Quando passam para o ensino primário vão compensando essas dificuldades; poderíamos dizer que a sintomatologia se torna menos evidente ou visível, sobretudo no 2º e 3º ciclo do ensino primário. Pois conseguem comunicar-se com uma linguagem mais formal e elaborada, o que pode levar à confusão de terem superado suas dificuldades linguísticas. Mas não é assim: continuarão apresentando dificuldades com o léxico, sua linguagem expressiva é alterada, têm dificuldade para realizar narrações e manter um discurso coerente com ideias bem coesas. Contam histórias mais curtas com menos ideias principais e secundárias, mal sequenciadas temporalmente…

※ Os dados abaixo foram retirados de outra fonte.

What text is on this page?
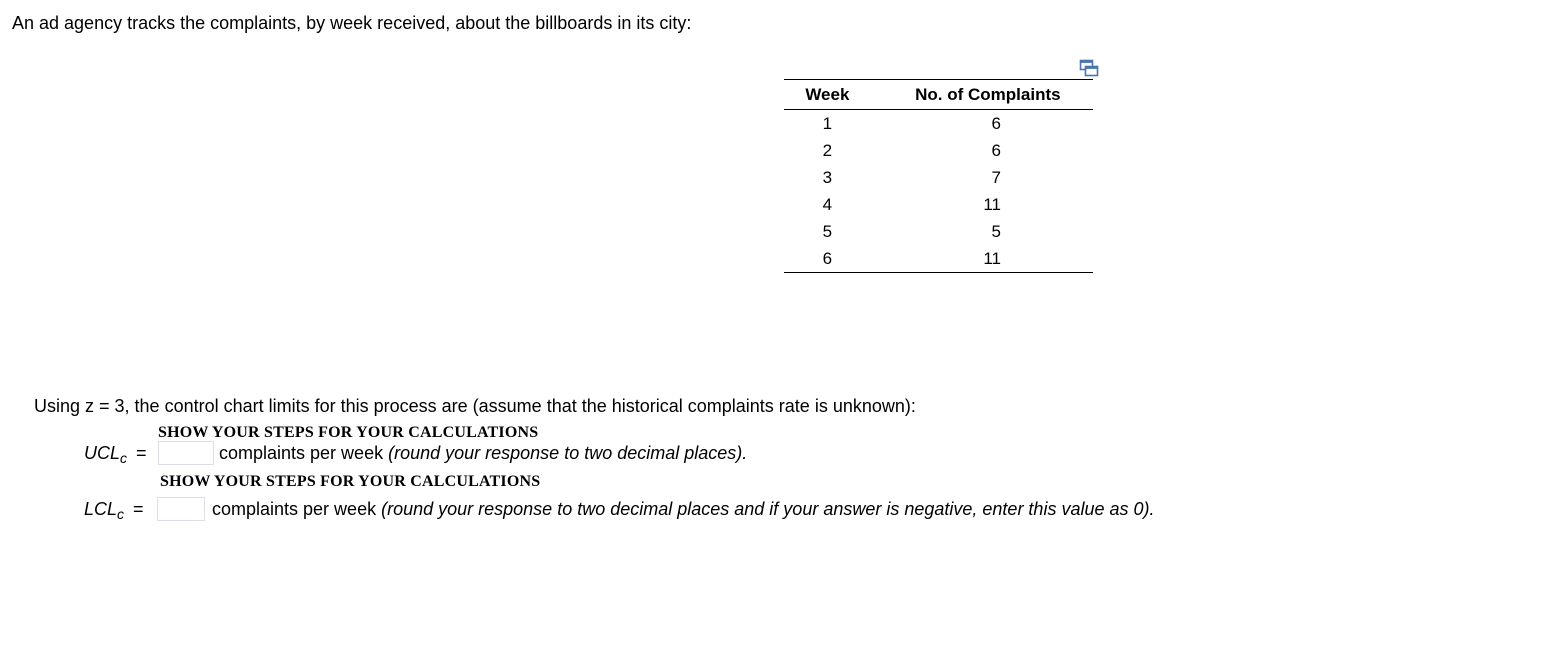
An ad agency tracks the complaints, by week received, about the billboards in its city:
Week	No. of Complaints
1	6
2	6
3	7
4	11
5	5
6	11
Using z = 3, the control chart limits for this process are (assume that the historical complaints rate is unknown):
SHOW YOUR STEPS FOR YOUR CALCULATIONS
$UCL_c$ =	complaints per week (round your response to two decimal places).
SHOW YOUR STEPS FOR YOUR CALCULATIONS
$LCL_c$ =	complaints per week (round your response to two decimal places and if your answer is negative, enter this value as 0).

Além disso, todos costumam apresentar problemas de aprendizagem, especialmente no desenvolvimento da leitura e da escrita, assim como na aprendizagem da matemática, devido a problemas de compreensão e de aquisição de conteúdos mais abstratos. O seu rendimento acadêmico é afetado em todas as etapas, inclusive no ensino médio.
Comorbidade do transtorno de linguagem
Muitos TEL apresentam comorbidade com outros transtornos, como dislexia, discalculia, disgrafia, transtorno do déficit de atenção e hiperatividade, alterações na interação social, entre outros.
O transtorno de linguagem é considerado uma necessidade educativa especial. Se houver uma grande defasagem curricular (1,5-2 anos) podem ter adaptações curriculares significativas.
Se, após ler este artigo, você tiver dúvidas consulte um especialista com experiência que saiba guiá-lo e orientá-lo. Em d-letras ficaremos encantados em atendê-lo.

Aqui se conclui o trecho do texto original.